Tycho and Kepler - Book Review - Astronomical History

Sunday, February 01 2004 @ 11:11 am EST

Contributed by: bobmoody


Tycho and Kepler -The Unlikely Partnership That Forever Changed Our Understanding Of The Heavens
By Kitty Ferguson
Copyright 2002 Walker & Co. New York


Tycho Brahe ranks among the most noteworthy of all the men in history, right alongside Aristotle, Copernicus and Galileo. This book by Kitty Ferguson delves deep into the life of Tyge Brahe (pronounced "teeguh" - his real name before he Latinized it to Tycho) and his Danish ancestry to tell a personable tale of a man obsessed with the night sky. Tycho's life and times provide the reader with so much information about the preCopernican misconceptions of the universe that one has to wonder where mankind would be today if not for this man and his research.

Tycho was born into Danish nobility, yet turned his back on his nobility to pursue his dream of measuring the stars and motions of the planets to an accuracy never before achieved. All of Europe beheld him as a great scientist and thinker while he made his observations from a tiny island just off the northern coast of Denmark known as Hven. There, Tycho constructed a great house which was intricately laid out to the four cardinal directions and incorporated into it a myriad of other connections to the mathematics of the heavens.

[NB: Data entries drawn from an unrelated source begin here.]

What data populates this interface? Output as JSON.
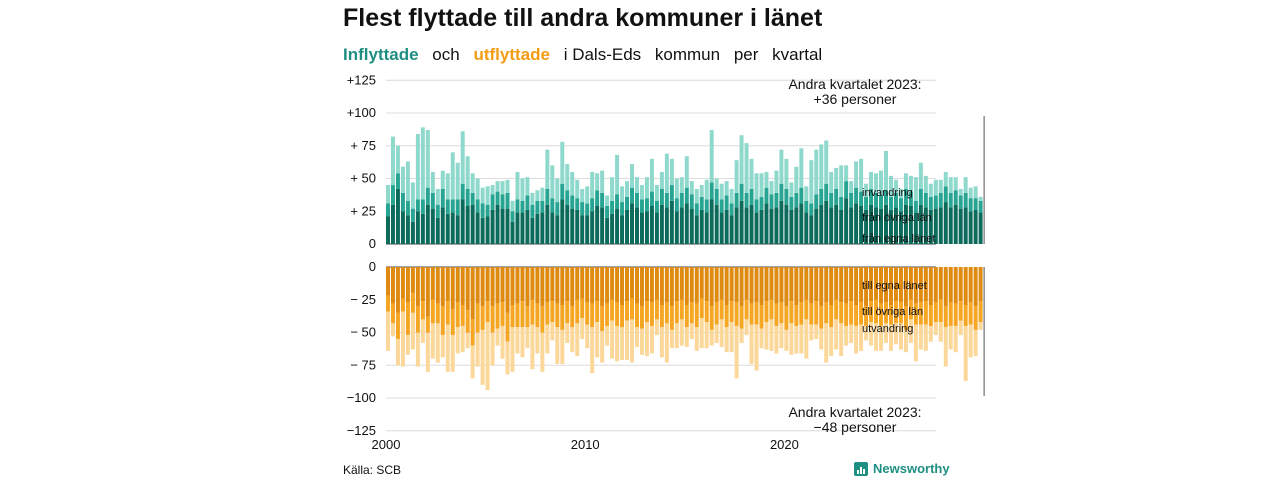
{
  "header": {
    "title": "Flest flyttade till andra kommuner i länet",
    "subtitle": {
      "inflyttade": "Inflyttade",
      "och": "och",
      "utflyttade": "utflyttade",
      "rest": [
        "i Dals-Eds",
        "kommun",
        "per",
        "kvartal"
      ]
    }
  },
  "footer": {
    "source": "Källa: SCB",
    "brand": "Newsworthy"
  },
  "colors": {
    "in_egna": "#0d6b5b",
    "in_ovriga": "#27a592",
    "in_utland": "#8ed8cc",
    "out_egna": "#df8a10",
    "out_ovriga": "#f5a623",
    "out_utland": "#fbd79a"
  },
  "chart_data": {
    "type": "bar",
    "stacked": true,
    "x_start": 2000,
    "x_step": "quarter",
    "x_ticks": [
      "2000",
      "2010",
      "2020"
    ],
    "y_ticks_top": [
      {
        "value": 125,
        "label": "+125"
      },
      {
        "value": 100,
        "label": "+100"
      },
      {
        "value": 75,
        "label": "+ 75"
      },
      {
        "value": 50,
        "label": "+ 50"
      },
      {
        "value": 25,
        "label": "+ 25"
      },
      {
        "value": 0,
        "label": "0"
      }
    ],
    "y_ticks_bottom": [
      {
        "value": 0,
        "label": "0"
      },
      {
        "value": -25,
        "label": "− 25"
      },
      {
        "value": -50,
        "label": "− 50"
      },
      {
        "value": -75,
        "label": "− 75"
      },
      {
        "value": -100,
        "label": "−100"
      },
      {
        "value": -125,
        "label": "−125"
      }
    ],
    "series_labels_top": [
      "invandring",
      "från övriga län",
      "från egna länet"
    ],
    "series_labels_bottom": [
      "till egna länet",
      "till övriga län",
      "utvandring"
    ],
    "annotation_top": [
      "Andra kvartalet 2023:",
      "+36 personer"
    ],
    "annotation_bottom": [
      "Andra kvartalet 2023:",
      "−48 personer"
    ],
    "inflyttade": {
      "fran_egna_lanet": [
        21,
        30,
        42,
        25,
        22,
        17,
        25,
        23,
        30,
        27,
        20,
        28,
        23,
        24,
        22,
        34,
        29,
        30,
        24,
        20,
        21,
        26,
        30,
        27,
        27,
        17,
        24,
        24,
        26,
        20,
        23,
        24,
        30,
        24,
        22,
        34,
        30,
        27,
        26,
        22,
        22,
        25,
        29,
        28,
        20,
        23,
        27,
        22,
        26,
        31,
        28,
        24,
        25,
        29,
        24,
        30,
        28,
        33,
        25,
        28,
        31,
        27,
        22,
        26,
        24,
        34,
        30,
        24,
        26,
        22,
        28,
        33,
        28,
        30,
        24,
        26,
        31,
        27,
        28,
        33,
        30,
        26,
        28,
        31,
        24,
        22,
        27,
        30,
        33,
        28,
        30,
        26,
        35,
        28,
        31,
        29,
        26,
        30,
        28,
        27,
        30,
        26,
        28,
        25,
        30,
        29,
        24,
        30,
        28,
        26,
        27,
        28,
        32,
        28,
        30,
        27,
        28,
        25,
        26,
        24
      ],
      "fran_ovriga_lan": [
        10,
        15,
        12,
        14,
        11,
        10,
        9,
        11,
        13,
        12,
        10,
        14,
        11,
        10,
        12,
        12,
        13,
        9,
        10,
        11,
        9,
        12,
        10,
        11,
        12,
        8,
        10,
        9,
        11,
        10,
        10,
        9,
        12,
        11,
        10,
        12,
        11,
        10,
        9,
        10,
        9,
        10,
        12,
        11,
        9,
        10,
        11,
        10,
        10,
        12,
        11,
        10,
        10,
        11,
        9,
        12,
        11,
        12,
        10,
        11,
        12,
        11,
        9,
        10,
        10,
        13,
        12,
        10,
        11,
        9,
        11,
        13,
        11,
        12,
        10,
        10,
        12,
        11,
        11,
        13,
        12,
        10,
        11,
        12,
        9,
        9,
        11,
        12,
        13,
        11,
        12,
        10,
        13,
        11,
        12,
        11,
        10,
        12,
        11,
        10,
        11,
        10,
        11,
        10,
        12,
        11,
        9,
        12,
        11,
        10,
        10,
        11,
        12,
        11,
        11,
        10,
        11,
        10,
        9,
        9
      ],
      "invandring": [
        14,
        37,
        21,
        20,
        30,
        20,
        50,
        55,
        44,
        16,
        12,
        14,
        20,
        36,
        28,
        40,
        25,
        15,
        16,
        12,
        14,
        7,
        8,
        10,
        10,
        8,
        21,
        17,
        14,
        9,
        8,
        10,
        30,
        25,
        18,
        32,
        20,
        18,
        14,
        10,
        13,
        20,
        13,
        17,
        8,
        18,
        30,
        12,
        12,
        18,
        12,
        11,
        16,
        25,
        12,
        13,
        30,
        20,
        15,
        12,
        24,
        10,
        11,
        9,
        15,
        40,
        8,
        12,
        11,
        11,
        25,
        37,
        38,
        23,
        20,
        18,
        12,
        10,
        17,
        26,
        23,
        11,
        20,
        30,
        11,
        33,
        34,
        34,
        33,
        16,
        16,
        24,
        12,
        9,
        20,
        25,
        10,
        13,
        15,
        19,
        30,
        16,
        10,
        7,
        12,
        12,
        18,
        20,
        13,
        10,
        12,
        10,
        11,
        12,
        10,
        5,
        12,
        8,
        9,
        3
      ]
    },
    "utflyttade": {
      "till_egna_lanet": [
        -22,
        -28,
        -35,
        -24,
        -27,
        -20,
        -30,
        -26,
        -38,
        -25,
        -28,
        -30,
        -26,
        -32,
        -27,
        -29,
        -33,
        -40,
        -28,
        -30,
        -26,
        -30,
        -28,
        -27,
        -35,
        -29,
        -28,
        -26,
        -30,
        -25,
        -28,
        -30,
        -27,
        -26,
        -28,
        -29,
        -26,
        -30,
        -25,
        -24,
        -27,
        -28,
        -26,
        -30,
        -28,
        -25,
        -27,
        -29,
        -26,
        -24,
        -28,
        -30,
        -26,
        -27,
        -25,
        -29,
        -27,
        -30,
        -26,
        -25,
        -29,
        -27,
        -28,
        -24,
        -26,
        -30,
        -27,
        -25,
        -29,
        -26,
        -27,
        -30,
        -25,
        -28,
        -27,
        -29,
        -26,
        -25,
        -28,
        -27,
        -30,
        -26,
        -29,
        -27,
        -25,
        -28,
        -26,
        -30,
        -27,
        -29,
        -25,
        -27,
        -28,
        -26,
        -29,
        -27,
        -30,
        -26,
        -25,
        -28,
        -27,
        -29,
        -26,
        -27,
        -30,
        -25,
        -28,
        -27,
        -26,
        -29,
        -27,
        -25,
        -30,
        -27,
        -28,
        -26,
        -29,
        -27,
        -30,
        -26
      ],
      "till_ovriga_lan": [
        -12,
        -15,
        -20,
        -10,
        -25,
        -15,
        -20,
        -14,
        -12,
        -18,
        -15,
        -22,
        -18,
        -20,
        -19,
        -16,
        -17,
        -20,
        -22,
        -18,
        -16,
        -20,
        -19,
        -18,
        -22,
        -17,
        -18,
        -20,
        -16,
        -19,
        -18,
        -20,
        -17,
        -16,
        -18,
        -19,
        -17,
        -16,
        -18,
        -15,
        -17,
        -18,
        -16,
        -19,
        -17,
        -16,
        -18,
        -17,
        -15,
        -16,
        -18,
        -17,
        -16,
        -18,
        -15,
        -17,
        -16,
        -18,
        -17,
        -15,
        -17,
        -16,
        -18,
        -15,
        -16,
        -18,
        -17,
        -15,
        -17,
        -16,
        -18,
        -17,
        -15,
        -16,
        -17,
        -18,
        -16,
        -15,
        -17,
        -16,
        -18,
        -17,
        -16,
        -17,
        -15,
        -16,
        -18,
        -17,
        -16,
        -17,
        -15,
        -16,
        -17,
        -18,
        -16,
        -17,
        -15,
        -16,
        -18,
        -17,
        -16,
        -15,
        -17,
        -16,
        -18,
        -15,
        -16,
        -17,
        -18,
        -16,
        -15,
        -17,
        -16,
        -18,
        -17,
        -15,
        -16,
        -17,
        -18,
        -16
      ],
      "utvandring": [
        -30,
        -10,
        -20,
        -42,
        -15,
        -28,
        -26,
        -18,
        -30,
        -27,
        -30,
        -17,
        -36,
        -28,
        -20,
        -20,
        -12,
        -25,
        -26,
        -42,
        -52,
        -25,
        -13,
        -25,
        -25,
        -34,
        -20,
        -23,
        -16,
        -34,
        -20,
        -30,
        -22,
        -14,
        -28,
        -26,
        -15,
        -19,
        -25,
        -16,
        -18,
        -35,
        -27,
        -24,
        -15,
        -29,
        -27,
        -25,
        -30,
        -33,
        -15,
        -20,
        -26,
        -21,
        -12,
        -23,
        -30,
        -14,
        -19,
        -20,
        -15,
        -12,
        -18,
        -23,
        -20,
        -12,
        -14,
        -21,
        -19,
        -23,
        -40,
        -11,
        -12,
        -30,
        -35,
        -15,
        -21,
        -24,
        -21,
        -19,
        -16,
        -24,
        -21,
        -22,
        -30,
        -12,
        -11,
        -16,
        -30,
        -22,
        -23,
        -25,
        -15,
        -14,
        -21,
        -20,
        -11,
        -18,
        -21,
        -19,
        -15,
        -20,
        -16,
        -20,
        -17,
        -18,
        -28,
        -19,
        -20,
        -12,
        -10,
        -15,
        -30,
        -18,
        -20,
        -11,
        -42,
        -25,
        -20,
        -6
      ]
    }
  }
}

He employed craftsmen and artisans from all over Europe to construct the instruments he used to make his observations. Ferguson spent a great deal of time in Europe herself, tracking down the information which brings Tycho to life as a scientist, father, husband and an eccentric human being. Ferguson also reveals the sheer chance connections between Tycho and Johannes Kepler. It would seem that these two men would have never had anything in common, and might never have been brought together in history if not for circumstances which seem to have guided them into a collaboration that literally changed the way mankind sees the universe today.

This book is an easy read, and not only did I eagerly anticipate the turning of nearly every page, I also came to feel like I'd known them both as if they'd lived in our own modern times. I highly recommend this book to all our members.